Фактически ваша книга «Философские проблемы структурного анализа в гуманитарных науках: критический очерк концепций французского структурализма» была опубликована почти одновременно с выходом перевода «Слов и вещей». Верно ли, что она представляет собой переработку вашей кандидатской диссертации? Но между защитой (1973) и публикацией монографии (1977) прошло четыре года. Значит ли это, что на пути публикации книги возникали препятствия?

Да, этот разрыв во времени не случаен. Защищалась я в феврале 1973 года и к концу года успела переделать и значительно расширить диссертацию, представив книгу на Ученом совете. Однако прохождение книги было трудным. Проблемы возникли уже при подготовке рукописи к Ученому совету. Владислав Лекторский обращался к разным людям с просьбой поддержать книгу на Ученом совете, но они, даже дружески настроенные, реагировали настороженно: например, один известный логик заглянул в рукопись и отказался ее поддержать — слишком много описаний и слишком мало критики! А когда книга все же прошла через Ученый совет и была рекомендована к печати, начался следующий этап хождения по мукам: институтское начальство (особенно старался ученый секретарь Института философии Быков) упорно и без объяснений изымало ее из планов редподго-товки издательства «Наука». Сломить сопротивление удалось лишь тогда, когда вместо Кондакова заведующим философской редакцией «Науки» стал Валерий Шуков (в 1990-е

годы он примкнул к движению возрождения казачества!). Игорь Смирнов, в то время ученый секретарь Отделения философии и права АН СССР, хорошо знавший мою работу, убедил его в том, что нужно обеспечить передачу книги в издательство через голову институтского начальства; книга была затребована и передана — под личную ответственность Смирнова. Кстати, впоследствии он обессмертил свое имя организацией и, можно сказать, идеологическим обеспечением международного симпозиума по проблеме «бессознательного» (тогда это называлось «неосознаваемая психическая деятельность») в 1979 году в Тбилиси — без его самого активного участия это крупнейшее международное научное мероприятие советского времени не могло бы состояться!

Тем не менее в 1978 году за работу «Философские проблемы структурного анализа в гуманитарных науках» вы получили премию Ленинского комсомола. Стало ли это для вас неожиданностью ?

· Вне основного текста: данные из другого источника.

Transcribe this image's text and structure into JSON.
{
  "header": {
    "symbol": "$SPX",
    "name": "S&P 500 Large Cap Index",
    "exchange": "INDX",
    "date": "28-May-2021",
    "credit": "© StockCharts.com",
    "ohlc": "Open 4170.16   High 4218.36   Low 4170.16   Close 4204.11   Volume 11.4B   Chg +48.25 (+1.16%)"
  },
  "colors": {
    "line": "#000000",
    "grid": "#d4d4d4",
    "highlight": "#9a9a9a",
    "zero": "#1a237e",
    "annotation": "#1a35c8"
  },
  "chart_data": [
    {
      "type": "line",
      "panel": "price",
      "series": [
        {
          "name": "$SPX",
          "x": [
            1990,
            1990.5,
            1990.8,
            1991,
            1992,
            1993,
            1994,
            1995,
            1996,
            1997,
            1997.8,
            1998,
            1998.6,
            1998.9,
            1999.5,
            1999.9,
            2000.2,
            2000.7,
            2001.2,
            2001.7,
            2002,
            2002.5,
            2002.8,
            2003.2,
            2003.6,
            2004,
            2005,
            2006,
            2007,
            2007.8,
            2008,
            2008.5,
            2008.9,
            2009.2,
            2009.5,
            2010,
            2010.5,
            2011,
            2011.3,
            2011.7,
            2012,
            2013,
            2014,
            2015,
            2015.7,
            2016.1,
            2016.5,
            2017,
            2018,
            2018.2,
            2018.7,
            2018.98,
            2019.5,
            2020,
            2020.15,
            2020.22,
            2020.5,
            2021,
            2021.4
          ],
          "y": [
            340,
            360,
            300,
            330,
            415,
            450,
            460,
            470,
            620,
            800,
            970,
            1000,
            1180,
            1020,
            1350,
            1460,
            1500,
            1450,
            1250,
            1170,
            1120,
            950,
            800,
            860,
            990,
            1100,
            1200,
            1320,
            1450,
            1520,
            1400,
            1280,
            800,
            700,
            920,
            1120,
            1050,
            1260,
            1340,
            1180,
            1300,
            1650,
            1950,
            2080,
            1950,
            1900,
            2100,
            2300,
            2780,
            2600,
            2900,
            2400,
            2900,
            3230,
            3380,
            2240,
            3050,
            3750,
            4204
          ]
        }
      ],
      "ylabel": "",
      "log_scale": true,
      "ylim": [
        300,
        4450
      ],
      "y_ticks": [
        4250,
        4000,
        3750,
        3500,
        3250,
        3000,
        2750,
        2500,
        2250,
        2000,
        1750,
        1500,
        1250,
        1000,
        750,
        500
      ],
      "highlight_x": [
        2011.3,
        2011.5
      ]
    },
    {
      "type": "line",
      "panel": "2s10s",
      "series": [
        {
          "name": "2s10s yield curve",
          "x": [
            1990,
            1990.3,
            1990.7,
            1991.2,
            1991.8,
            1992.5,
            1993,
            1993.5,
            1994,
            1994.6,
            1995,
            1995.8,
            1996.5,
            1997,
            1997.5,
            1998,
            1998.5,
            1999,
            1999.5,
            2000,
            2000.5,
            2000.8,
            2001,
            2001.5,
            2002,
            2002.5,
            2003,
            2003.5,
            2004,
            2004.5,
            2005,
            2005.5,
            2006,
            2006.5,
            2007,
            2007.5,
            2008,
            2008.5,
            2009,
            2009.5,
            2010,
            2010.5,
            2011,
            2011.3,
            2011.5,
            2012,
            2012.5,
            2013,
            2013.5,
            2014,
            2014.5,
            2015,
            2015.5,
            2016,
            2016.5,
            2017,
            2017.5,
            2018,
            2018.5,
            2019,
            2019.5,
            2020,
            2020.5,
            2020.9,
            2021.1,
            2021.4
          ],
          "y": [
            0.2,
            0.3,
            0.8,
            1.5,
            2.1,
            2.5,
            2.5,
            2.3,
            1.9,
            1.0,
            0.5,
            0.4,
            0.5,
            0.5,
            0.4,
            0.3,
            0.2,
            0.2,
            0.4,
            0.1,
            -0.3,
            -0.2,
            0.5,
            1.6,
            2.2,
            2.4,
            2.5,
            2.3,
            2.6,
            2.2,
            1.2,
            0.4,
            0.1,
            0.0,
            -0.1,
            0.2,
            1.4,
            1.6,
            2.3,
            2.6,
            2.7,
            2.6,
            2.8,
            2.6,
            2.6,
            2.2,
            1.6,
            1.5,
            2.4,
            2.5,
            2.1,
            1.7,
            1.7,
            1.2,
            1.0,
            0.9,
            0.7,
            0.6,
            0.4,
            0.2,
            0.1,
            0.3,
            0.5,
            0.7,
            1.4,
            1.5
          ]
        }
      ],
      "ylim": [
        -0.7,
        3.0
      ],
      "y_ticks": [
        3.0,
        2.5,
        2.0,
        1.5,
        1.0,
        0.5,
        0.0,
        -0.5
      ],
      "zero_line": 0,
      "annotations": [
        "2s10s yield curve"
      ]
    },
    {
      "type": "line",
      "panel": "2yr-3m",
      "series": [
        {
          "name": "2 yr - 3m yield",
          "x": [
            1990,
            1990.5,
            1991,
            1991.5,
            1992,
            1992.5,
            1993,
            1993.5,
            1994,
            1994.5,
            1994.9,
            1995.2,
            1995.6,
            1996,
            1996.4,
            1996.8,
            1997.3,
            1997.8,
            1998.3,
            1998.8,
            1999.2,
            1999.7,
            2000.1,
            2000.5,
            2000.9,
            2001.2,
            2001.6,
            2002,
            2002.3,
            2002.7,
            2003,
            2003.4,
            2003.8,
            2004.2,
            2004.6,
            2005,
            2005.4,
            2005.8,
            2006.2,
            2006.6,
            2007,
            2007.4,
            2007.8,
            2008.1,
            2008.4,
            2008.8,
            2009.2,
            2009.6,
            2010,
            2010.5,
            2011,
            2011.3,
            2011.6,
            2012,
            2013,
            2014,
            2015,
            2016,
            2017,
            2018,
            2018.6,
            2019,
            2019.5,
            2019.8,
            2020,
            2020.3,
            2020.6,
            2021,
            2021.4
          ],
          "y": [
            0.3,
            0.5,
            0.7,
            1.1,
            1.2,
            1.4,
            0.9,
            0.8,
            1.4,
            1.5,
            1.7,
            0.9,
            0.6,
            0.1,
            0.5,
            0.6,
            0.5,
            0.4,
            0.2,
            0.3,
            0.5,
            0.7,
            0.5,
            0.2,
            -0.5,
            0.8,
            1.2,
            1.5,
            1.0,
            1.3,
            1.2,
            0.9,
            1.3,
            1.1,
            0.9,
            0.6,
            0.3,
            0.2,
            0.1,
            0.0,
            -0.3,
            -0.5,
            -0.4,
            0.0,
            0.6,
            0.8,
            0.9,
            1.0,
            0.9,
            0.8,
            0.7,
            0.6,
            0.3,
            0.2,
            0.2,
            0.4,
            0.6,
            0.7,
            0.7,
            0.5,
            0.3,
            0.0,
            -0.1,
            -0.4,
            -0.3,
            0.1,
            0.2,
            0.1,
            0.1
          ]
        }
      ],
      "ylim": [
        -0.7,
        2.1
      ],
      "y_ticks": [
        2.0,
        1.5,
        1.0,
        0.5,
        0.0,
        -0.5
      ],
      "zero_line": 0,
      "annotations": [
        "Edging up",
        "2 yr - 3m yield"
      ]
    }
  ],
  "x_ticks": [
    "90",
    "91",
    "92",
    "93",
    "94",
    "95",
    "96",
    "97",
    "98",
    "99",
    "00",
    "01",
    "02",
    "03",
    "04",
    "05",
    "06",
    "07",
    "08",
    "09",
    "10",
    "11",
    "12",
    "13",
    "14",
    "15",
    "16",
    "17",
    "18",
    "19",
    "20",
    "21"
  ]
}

Да, премию я получила. Причем это был особый год — юбилейный для комсомольской организации, созданной в 1918 году. К тому же моя книжка была удостоена этой премии вслед за работой Сергея Сергеевича Аверинцева о Плутархе, и такое соседство позволяло мне воспринимать эту награду как нечто достойное, а не дискредитирующее, как сейчас может показаться. К тому же руководителем комитета по присуждению этих премий был известный физик, лауреат Нобелевской премии академик Николай Басов. Я его никогда не видела, не была с ним знакома и ничего о его роли в этом награждении не знаю, хотя меня повсеместно считали как минимум его родственницей. Конечно, присуждение этой премии стало неожиданностью, но не совсем: сначала совет молодых ученых отправил мою книгу на обычный всесоюзный конкурс, а потом, как мне сказали, она была перенаправлена на этот более высокий по статусу конкурс. Я тогда ожидала рождения дочери, правительственную поздравительную телеграмму получила, но на официальную церемонию награждения не попала; диплом и памятный значок мне вручили уже в начале 1979 года в самой будничной бюрократической обстановке. Денежная составляющая премии — 2 тысячи рублей — помогла мне тогда вступить в жилищный кооператив, что после рождения дочери было очень актуально.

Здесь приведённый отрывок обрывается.